From the population-based thyroid cancer registry of the French Rhone-Alpes region, 252 cases of incident histologically proven thyroid cancers have been recorded from 1998 to 2006, They were 38 children (10–14 years), 81 adolescents (15–19 years) and 133 young adults (20–24 years), leading to the following annual incidence rates: 0.44 and 0.92/100 000 in children, 0.81 and 3.03/100 000 in adolescents, 2.31 and 6.54/100 000 in young adults, respectively in males and females.

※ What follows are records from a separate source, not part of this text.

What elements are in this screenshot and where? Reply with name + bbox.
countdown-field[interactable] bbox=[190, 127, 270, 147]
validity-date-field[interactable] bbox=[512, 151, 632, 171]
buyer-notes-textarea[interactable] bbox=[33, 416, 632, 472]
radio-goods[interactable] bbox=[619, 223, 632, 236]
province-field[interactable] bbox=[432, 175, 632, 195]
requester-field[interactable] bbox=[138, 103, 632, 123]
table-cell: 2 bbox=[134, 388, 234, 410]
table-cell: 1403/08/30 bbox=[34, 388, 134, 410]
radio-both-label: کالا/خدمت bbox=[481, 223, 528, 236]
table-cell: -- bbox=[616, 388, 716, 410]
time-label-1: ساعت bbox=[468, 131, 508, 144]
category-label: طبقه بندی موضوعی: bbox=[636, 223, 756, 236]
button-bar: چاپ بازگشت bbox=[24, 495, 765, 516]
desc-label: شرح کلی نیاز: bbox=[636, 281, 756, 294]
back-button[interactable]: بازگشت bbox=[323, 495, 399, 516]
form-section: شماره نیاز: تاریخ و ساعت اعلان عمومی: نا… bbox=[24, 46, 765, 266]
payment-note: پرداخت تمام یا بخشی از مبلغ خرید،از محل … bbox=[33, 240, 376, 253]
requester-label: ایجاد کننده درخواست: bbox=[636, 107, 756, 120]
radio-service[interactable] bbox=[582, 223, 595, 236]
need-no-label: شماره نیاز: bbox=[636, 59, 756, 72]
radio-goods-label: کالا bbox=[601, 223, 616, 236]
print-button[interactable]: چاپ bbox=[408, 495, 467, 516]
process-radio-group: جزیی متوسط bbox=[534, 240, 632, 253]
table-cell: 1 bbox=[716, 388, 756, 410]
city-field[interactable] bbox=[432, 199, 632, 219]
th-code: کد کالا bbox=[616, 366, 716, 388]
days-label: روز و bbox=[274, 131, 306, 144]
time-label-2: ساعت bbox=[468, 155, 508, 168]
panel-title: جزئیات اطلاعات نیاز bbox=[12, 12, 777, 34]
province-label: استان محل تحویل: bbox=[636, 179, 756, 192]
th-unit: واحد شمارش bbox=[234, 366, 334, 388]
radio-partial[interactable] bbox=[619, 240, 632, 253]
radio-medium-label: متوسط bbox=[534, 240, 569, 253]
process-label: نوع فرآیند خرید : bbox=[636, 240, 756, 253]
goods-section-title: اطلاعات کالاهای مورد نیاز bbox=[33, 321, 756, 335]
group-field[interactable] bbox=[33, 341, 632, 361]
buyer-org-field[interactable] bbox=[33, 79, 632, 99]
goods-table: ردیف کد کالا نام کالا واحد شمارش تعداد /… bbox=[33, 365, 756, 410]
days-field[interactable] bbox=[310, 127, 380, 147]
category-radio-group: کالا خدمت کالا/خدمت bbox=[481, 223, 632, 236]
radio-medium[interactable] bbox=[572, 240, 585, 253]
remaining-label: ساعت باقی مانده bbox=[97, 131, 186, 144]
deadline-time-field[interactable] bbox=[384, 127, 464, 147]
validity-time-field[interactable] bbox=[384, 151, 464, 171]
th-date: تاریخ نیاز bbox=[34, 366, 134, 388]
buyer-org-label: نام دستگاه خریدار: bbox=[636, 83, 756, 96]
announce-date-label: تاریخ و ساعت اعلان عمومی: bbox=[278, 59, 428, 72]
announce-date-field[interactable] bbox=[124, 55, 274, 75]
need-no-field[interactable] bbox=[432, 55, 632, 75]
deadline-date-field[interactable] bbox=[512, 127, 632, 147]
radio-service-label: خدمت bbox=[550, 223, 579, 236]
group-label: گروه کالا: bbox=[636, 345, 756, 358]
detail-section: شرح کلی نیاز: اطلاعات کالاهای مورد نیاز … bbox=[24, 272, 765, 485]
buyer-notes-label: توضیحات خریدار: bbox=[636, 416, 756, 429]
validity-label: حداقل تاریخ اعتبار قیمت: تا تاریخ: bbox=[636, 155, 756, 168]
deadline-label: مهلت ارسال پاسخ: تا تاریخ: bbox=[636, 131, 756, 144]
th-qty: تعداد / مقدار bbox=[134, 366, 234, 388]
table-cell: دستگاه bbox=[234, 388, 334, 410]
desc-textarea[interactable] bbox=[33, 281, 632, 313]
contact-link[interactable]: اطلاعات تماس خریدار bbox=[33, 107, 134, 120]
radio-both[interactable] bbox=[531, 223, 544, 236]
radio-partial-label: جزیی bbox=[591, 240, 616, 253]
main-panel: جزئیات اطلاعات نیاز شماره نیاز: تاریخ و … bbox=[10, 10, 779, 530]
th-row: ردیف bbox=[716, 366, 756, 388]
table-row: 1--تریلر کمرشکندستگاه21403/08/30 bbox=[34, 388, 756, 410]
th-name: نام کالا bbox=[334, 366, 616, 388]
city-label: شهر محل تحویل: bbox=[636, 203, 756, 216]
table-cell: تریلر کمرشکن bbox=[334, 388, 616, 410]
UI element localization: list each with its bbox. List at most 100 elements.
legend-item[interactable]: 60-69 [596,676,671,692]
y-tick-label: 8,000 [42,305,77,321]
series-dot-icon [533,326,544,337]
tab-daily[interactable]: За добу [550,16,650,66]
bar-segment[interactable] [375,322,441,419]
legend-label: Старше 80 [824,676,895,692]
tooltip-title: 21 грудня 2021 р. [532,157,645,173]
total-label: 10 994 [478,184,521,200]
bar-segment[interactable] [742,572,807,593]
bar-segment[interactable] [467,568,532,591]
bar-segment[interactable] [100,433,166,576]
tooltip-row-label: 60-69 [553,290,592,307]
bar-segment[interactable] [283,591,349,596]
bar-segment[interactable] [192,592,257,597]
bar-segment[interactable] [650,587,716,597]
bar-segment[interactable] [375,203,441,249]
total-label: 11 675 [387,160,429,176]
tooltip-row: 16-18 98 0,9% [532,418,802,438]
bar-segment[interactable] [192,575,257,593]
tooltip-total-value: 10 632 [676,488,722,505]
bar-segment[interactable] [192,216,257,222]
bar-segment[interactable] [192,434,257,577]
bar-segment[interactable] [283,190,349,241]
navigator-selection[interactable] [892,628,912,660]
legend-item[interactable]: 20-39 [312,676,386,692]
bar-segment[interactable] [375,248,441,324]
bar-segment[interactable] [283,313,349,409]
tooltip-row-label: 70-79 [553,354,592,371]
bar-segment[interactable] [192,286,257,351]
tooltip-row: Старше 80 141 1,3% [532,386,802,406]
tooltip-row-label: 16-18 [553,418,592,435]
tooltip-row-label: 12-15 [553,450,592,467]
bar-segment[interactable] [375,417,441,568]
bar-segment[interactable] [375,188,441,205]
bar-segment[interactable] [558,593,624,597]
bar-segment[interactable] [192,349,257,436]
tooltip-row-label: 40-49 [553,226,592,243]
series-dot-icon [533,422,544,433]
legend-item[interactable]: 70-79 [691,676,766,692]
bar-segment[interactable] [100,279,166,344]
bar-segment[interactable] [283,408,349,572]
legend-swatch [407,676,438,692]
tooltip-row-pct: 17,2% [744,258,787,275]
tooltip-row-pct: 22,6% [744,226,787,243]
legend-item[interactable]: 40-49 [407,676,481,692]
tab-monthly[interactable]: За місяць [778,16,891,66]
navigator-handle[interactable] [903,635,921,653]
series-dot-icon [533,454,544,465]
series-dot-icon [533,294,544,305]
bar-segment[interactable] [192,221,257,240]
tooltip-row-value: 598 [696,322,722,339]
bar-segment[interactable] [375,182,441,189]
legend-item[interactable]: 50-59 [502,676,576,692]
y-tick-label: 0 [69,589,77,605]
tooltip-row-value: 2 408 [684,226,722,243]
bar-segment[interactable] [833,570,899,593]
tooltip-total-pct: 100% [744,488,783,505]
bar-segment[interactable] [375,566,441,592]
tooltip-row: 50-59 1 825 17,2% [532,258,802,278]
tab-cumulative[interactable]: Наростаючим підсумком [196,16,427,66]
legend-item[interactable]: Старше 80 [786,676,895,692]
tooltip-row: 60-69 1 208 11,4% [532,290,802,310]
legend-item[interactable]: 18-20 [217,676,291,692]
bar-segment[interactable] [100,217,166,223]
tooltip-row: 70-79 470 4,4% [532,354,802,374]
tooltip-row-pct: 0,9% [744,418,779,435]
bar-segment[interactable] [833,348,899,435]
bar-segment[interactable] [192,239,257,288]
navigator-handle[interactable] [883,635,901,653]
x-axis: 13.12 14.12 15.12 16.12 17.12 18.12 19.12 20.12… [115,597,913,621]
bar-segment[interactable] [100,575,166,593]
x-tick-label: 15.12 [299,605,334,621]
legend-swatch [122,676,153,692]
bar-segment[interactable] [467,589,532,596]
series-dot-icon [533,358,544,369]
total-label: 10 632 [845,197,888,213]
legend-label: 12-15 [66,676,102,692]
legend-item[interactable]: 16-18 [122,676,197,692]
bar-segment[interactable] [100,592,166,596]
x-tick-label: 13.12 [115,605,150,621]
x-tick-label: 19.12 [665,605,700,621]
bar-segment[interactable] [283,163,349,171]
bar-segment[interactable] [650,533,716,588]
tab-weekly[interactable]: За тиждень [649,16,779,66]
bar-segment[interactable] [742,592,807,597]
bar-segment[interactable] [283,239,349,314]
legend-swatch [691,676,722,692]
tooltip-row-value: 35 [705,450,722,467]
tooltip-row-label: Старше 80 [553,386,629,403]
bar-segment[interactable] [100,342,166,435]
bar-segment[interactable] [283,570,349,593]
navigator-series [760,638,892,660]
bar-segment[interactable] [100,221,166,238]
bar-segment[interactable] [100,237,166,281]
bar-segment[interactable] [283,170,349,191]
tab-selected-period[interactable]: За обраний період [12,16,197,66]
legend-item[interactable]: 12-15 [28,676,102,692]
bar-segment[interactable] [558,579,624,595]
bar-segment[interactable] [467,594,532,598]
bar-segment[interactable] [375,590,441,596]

Of 87% were papillary cancers, with an equal proportion of classical and follicular variants. According to pTNM grading, 30% of children and adolescent and 19% of adults presented with large and/or invasive cancers (pT3). Metastatic lymph nodes were present in 40% of the children, 30% of the adolescent and adults. Microcancers, discovered in goiters, were found in 14% of the whole series. The median follow-up was 4 years. At the last visit, persistent disease was more frequently observed in patients with initial lymph node involvement than in patients without (26 vs 8.5%; P<0.01). Remission rates were 85%, comparable between the three age groups. Secondary cervical lymph nodes resection performed in 6.4% of patients led to a remission in 1/4.

In conclusion, prognosis of thyroid cancer in children has improved, clinical presentation remains aggressive but the remission rate is comparable to that observed in young people from other age-groups.